The earliest form of 晌 appears in Han dynasty clerical script, evolving from 日 (rì, 'sun') fused with 尚 (shàng, 'still, yet, above') — not an oracle bone pictograph, but a deliberate phonosemantic compound. The left side 日 anchors meaning (light, day), while the right 尚 provides sound (shǎng shares phonetic lineage with 尚 shàng) and subtly conveys 'elevation' — the sun still high, not yet descending. Its ten strokes crystallized by the Tang dynasty: first 日 (4 strokes), then 尚 (6 strokes: ⺷ + 小 + 一 + 丨 + 一 + 丶), forming a balanced, upright structure mirroring the sun’s commanding position in the sky.

This visual logic shaped its semantic journey: in the Shuōwén Jiězì (121 CE), 晌 was defined as 'the time when the sun shines brightly' (日景也), emphasizing luminosity over duration.
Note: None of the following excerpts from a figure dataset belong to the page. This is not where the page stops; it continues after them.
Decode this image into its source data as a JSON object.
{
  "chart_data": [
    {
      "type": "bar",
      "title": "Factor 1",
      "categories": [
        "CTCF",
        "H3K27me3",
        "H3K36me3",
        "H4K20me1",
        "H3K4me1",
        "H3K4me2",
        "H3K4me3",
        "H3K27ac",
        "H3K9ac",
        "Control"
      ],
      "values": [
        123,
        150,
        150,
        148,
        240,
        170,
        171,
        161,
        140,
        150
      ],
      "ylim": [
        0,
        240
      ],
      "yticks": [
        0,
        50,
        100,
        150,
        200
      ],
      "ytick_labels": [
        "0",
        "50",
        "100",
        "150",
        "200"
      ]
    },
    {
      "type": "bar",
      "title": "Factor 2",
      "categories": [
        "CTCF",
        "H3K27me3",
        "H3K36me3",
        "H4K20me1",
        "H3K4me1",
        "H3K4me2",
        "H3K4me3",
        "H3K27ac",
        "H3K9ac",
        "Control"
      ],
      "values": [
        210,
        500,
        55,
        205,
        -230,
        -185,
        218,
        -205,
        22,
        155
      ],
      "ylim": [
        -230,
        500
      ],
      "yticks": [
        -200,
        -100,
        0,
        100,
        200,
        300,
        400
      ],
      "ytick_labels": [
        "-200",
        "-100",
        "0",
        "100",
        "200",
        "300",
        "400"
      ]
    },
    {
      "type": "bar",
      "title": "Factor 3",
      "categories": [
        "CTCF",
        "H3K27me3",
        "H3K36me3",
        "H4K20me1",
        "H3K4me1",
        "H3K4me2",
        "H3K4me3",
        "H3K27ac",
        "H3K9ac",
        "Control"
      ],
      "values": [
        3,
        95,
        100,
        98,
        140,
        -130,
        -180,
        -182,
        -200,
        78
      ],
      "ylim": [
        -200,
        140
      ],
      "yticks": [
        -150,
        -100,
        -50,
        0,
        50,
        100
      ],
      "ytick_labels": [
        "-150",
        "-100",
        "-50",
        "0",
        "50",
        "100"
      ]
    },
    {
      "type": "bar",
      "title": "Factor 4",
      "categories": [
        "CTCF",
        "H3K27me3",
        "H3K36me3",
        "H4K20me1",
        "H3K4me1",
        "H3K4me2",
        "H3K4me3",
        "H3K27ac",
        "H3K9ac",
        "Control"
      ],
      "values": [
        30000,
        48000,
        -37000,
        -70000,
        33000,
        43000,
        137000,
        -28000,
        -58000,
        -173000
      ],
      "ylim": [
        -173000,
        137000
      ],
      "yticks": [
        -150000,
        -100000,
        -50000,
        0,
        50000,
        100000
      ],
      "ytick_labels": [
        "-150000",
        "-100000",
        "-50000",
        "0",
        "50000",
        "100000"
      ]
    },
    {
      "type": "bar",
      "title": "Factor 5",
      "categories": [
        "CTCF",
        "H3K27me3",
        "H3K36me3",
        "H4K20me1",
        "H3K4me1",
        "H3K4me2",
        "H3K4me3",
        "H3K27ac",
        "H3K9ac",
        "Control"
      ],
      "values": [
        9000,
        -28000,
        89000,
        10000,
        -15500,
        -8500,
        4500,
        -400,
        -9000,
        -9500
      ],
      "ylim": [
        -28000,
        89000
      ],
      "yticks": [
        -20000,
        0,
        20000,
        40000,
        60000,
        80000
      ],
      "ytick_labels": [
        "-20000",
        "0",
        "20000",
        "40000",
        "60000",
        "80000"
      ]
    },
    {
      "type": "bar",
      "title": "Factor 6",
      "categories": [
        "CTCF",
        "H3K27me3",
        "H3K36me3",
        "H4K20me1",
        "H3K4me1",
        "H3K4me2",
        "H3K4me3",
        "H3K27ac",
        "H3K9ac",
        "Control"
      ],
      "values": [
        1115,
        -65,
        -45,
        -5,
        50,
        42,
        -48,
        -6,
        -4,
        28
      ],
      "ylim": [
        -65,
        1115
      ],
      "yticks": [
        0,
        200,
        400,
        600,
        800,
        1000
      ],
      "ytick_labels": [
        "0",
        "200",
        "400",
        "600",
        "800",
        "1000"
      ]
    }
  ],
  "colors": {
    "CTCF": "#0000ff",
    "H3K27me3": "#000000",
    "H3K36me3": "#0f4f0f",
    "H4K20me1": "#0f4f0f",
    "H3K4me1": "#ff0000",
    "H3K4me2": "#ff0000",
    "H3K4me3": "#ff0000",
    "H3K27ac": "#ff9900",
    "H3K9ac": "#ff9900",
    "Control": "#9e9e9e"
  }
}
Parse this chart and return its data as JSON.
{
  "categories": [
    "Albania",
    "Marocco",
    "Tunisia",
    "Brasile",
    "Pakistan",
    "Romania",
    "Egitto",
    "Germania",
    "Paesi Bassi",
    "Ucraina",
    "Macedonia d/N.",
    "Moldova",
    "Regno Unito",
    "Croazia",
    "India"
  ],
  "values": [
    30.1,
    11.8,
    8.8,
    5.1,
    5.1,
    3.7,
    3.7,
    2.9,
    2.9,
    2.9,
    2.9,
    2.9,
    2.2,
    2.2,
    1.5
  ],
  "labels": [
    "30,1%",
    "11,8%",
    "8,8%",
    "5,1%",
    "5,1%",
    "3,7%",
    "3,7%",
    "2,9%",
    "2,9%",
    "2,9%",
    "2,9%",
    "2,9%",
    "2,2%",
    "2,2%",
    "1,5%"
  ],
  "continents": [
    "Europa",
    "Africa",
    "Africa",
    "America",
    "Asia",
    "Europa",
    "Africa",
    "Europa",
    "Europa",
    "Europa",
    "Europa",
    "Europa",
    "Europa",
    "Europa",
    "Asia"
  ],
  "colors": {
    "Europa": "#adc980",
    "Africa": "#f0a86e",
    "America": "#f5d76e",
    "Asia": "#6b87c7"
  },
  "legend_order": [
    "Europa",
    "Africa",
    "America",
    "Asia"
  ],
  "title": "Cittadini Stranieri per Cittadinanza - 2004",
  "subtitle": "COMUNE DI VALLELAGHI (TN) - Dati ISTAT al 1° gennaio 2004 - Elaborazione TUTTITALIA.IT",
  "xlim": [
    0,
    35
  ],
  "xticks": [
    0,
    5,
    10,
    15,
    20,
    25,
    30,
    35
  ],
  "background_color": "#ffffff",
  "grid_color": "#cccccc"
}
By the Ming dynasty, it narrowed to 'midday' in regional vernaculars, especially in farming communities where labor was divided into 上晌 (forenoon) and 下晌 (afternoon). The character’s elegance lies in how its components conspire: 日 declares 'sun', and 尚 — meaning 'still high, not yet lowered' — locks in the precise hour when light dominates, heat peaks, and time itself seems to pause — a linguistic sundial carved in ink.

Think of 晌 (shǎng) as Chinese timekeeping’s ‘high noon’ — not just any part of the day, but specifically the sun at its peak: roughly 11 a.m. to 1 p.m., when shadows shrink to nothing and farmers pause under trees for lunch. Unlike English words like 'morning' or 'afternoon' — broad and fuzzy — 晌 is narrow, precise, and deeply tied to solar rhythm; it’s the only native Chinese term that names *exactly* midday as a distinct temporal unit. You’ll almost never see it alone — it’s always paired: 上晌 (shàng shǎng), 下晌 (xià shǎng), or 大晌午 (dà shǎng wu). It’s not a noun you’d say 'I had tea at 晌' — no, you’d say '我上晌去了趟邮局' ('I went to the post office in the forenoon').
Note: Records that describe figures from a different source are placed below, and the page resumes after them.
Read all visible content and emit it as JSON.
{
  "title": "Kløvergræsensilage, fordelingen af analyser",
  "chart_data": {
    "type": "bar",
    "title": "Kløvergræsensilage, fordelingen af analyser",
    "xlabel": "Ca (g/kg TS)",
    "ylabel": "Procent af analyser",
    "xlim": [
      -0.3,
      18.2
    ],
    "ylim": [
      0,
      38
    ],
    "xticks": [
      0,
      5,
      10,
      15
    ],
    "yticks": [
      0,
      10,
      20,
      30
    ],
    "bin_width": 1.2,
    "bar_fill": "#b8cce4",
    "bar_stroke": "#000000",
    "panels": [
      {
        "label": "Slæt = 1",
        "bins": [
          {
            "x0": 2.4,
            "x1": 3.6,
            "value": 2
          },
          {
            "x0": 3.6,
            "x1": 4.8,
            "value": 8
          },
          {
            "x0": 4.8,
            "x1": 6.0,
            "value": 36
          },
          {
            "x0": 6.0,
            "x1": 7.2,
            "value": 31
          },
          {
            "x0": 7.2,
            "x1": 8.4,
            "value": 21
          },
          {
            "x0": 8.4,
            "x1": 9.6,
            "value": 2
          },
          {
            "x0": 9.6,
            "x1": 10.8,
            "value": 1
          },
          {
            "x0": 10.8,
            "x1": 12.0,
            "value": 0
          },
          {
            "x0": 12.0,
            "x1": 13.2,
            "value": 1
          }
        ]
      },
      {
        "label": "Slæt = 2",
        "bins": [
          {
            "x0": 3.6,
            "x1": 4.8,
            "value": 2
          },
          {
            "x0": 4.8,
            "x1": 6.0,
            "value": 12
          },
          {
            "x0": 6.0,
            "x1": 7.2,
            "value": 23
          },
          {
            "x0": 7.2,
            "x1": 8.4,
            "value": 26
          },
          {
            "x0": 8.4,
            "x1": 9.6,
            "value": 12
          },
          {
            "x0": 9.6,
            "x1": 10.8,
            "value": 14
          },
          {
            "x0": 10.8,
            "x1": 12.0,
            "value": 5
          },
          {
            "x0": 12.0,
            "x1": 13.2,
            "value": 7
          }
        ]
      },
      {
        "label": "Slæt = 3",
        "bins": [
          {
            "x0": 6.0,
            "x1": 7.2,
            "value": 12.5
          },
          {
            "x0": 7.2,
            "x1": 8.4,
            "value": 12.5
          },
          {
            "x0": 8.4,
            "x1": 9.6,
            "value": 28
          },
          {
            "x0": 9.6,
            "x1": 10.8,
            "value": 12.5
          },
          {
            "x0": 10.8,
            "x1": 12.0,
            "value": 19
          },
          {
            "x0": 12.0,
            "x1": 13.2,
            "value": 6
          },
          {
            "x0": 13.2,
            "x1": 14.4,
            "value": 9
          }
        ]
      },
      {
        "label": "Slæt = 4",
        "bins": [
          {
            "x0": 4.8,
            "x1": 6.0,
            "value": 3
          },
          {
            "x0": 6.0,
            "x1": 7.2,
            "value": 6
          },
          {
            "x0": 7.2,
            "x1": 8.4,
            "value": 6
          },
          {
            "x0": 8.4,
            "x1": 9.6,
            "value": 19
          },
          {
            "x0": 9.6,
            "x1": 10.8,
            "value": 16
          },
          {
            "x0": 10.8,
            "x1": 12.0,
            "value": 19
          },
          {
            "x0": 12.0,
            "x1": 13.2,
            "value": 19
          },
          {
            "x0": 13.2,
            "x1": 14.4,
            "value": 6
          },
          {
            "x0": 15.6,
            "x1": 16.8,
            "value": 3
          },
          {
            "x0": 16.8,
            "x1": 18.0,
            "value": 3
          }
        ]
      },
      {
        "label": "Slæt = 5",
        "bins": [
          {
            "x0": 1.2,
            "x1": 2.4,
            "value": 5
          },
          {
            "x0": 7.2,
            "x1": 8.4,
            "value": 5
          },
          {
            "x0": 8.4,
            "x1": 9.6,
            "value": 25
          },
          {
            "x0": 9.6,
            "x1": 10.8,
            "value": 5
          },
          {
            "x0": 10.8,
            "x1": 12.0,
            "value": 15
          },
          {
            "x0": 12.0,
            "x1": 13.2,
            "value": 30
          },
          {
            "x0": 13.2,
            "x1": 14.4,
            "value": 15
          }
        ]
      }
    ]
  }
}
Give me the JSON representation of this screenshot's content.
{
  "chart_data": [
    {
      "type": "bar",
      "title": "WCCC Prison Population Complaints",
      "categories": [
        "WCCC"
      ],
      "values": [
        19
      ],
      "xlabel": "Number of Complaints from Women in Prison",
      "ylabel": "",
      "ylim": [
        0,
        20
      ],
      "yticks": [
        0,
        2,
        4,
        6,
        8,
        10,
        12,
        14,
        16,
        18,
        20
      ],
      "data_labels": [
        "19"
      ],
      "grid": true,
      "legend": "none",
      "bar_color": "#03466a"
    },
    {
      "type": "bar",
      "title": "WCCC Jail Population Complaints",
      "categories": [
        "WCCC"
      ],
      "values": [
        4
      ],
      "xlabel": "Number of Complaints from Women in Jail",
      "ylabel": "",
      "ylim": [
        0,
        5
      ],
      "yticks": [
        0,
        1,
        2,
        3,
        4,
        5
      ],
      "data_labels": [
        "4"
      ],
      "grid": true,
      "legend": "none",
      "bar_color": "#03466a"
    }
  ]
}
Grammatically, 晌 functions only in fixed time phrases — never as a standalone subject or object, and never with measure words like 个 or 次. Learners often mistakenly use it like 时候 or 时间 ('time'), or worse, confuse it with 小时 ('hour') — leading to unnatural sentences like '我工作了三个晌', which sounds like 'I worked three middays' (nonsensical in Chinese). Instead, it’s a fossilized cultural time-slot, like calling 'tea time' a formal unit in British English — real, used, but grammatically locked.
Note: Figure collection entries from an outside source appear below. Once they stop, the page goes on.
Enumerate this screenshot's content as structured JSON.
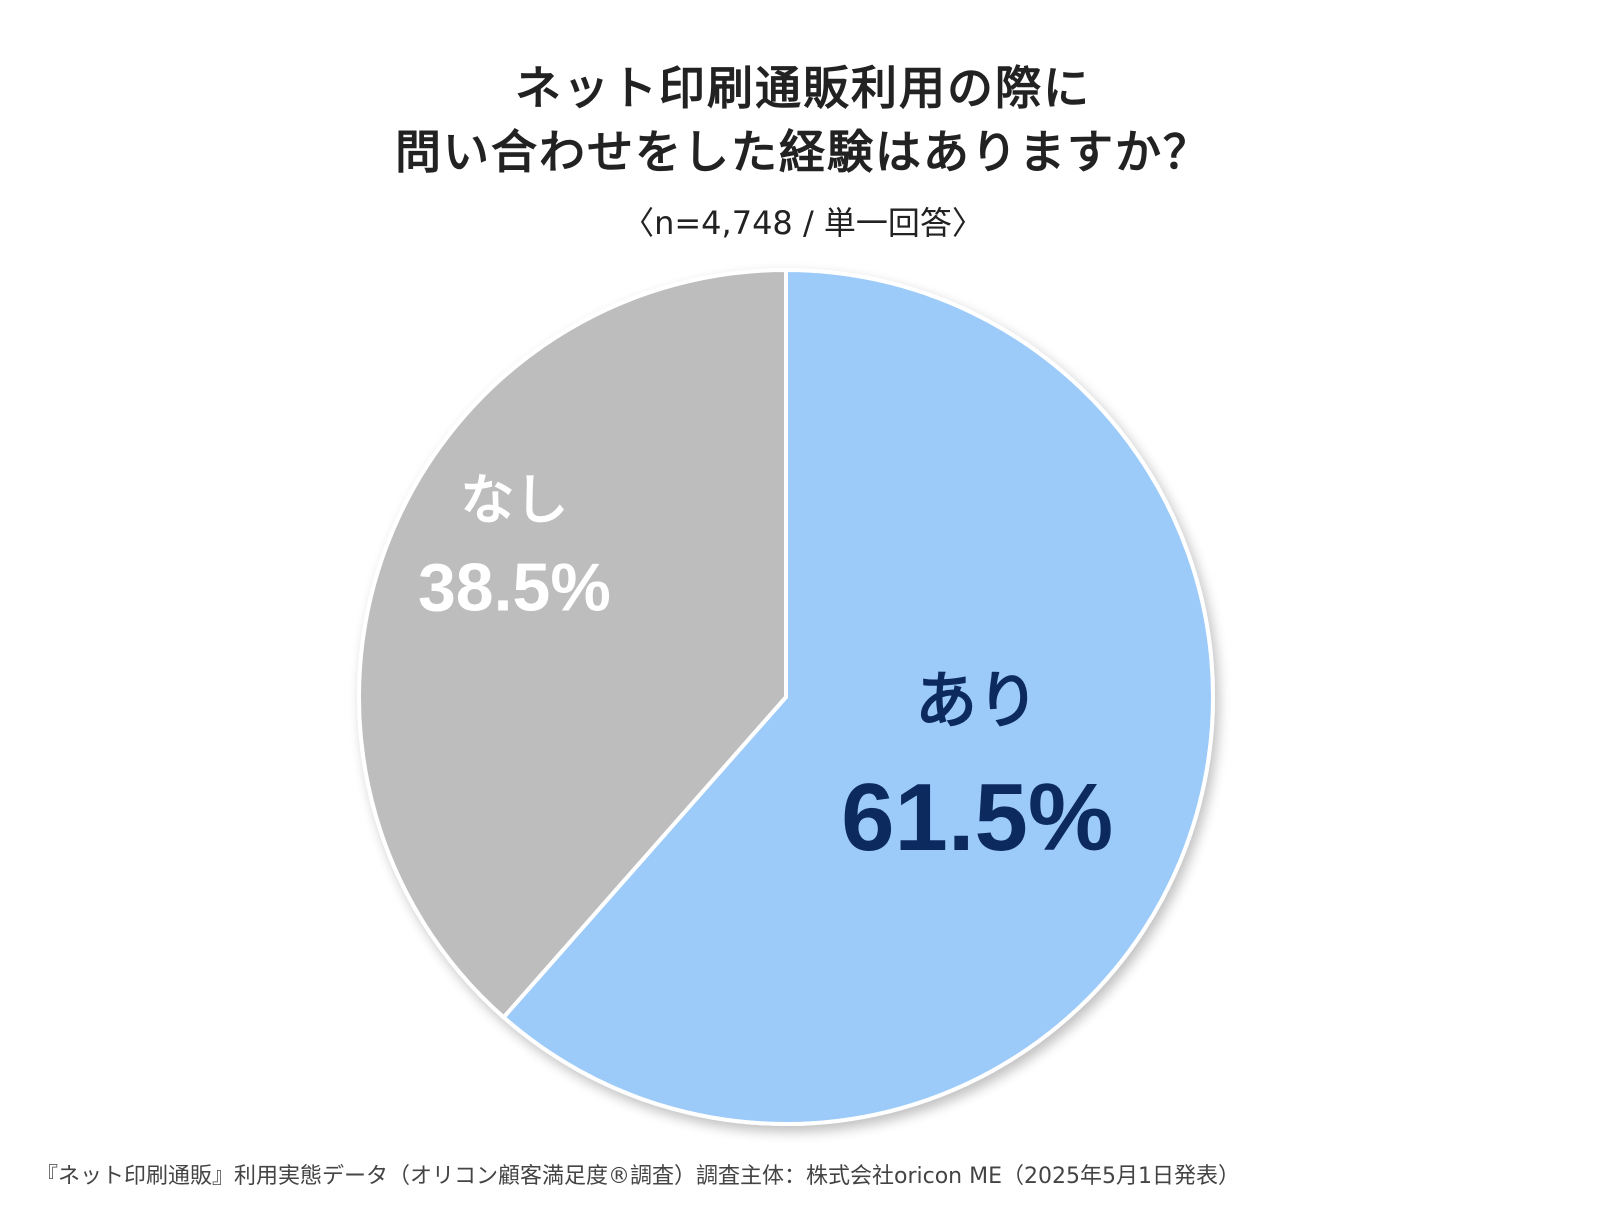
{
  "title_lines": [
    "ネット印刷通販利用の際に",
    "問い合わせをした経験はありますか？"
  ],
  "subtitle": "〈n=4,748 / 単一回答〉",
  "source_note": "『ネット印刷通販』利用実態データ（オリコン顧客満足度®調査）調査主体：株式会社oricon ME（2025年5月1日発表）",
  "chart_data": {
    "type": "pie",
    "title": "ネット印刷通販利用の際に問い合わせをした経験はありますか？",
    "n": "4,748",
    "start": "12 o'clock",
    "direction": "clockwise",
    "slices": [
      {
        "label": "あり",
        "value": 61.5,
        "value_label": "61.5%",
        "color": "#9ccbfa",
        "text_color": "#0d2a5e"
      },
      {
        "label": "なし",
        "value": 38.5,
        "value_label": "38.5%",
        "color": "#bdbdbd",
        "text_color": "#ffffff"
      }
    ]
  }
}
Culturally, 晌 carries rural, pre-industrial cadence: it appears in folk songs, regional dialects (especially Northern Mandarin), and classical agricultural almanacs. In modern urban speech, it’s fading — replaced by 上午/下午 — but remains vivid in literature and oral storytelling. A common mistake? Overgeneralizing it to mean 'any part of the day'; remember: 晌 isn’t 'daytime' — it’s the *sun’s zenith moment*, baked into the character’s very strokes.

💬 Example Sentences

Common Compounds

💡 Memory Tip

Imagine the sun (日) shining so fiercely at noon that it’s STILL (尚) blazing — 'SHANG' sounds like 'shining' and 'still', and the 10 strokes = 10 a.m. to 2 p.m. (but focus on the hottest middle two hours!)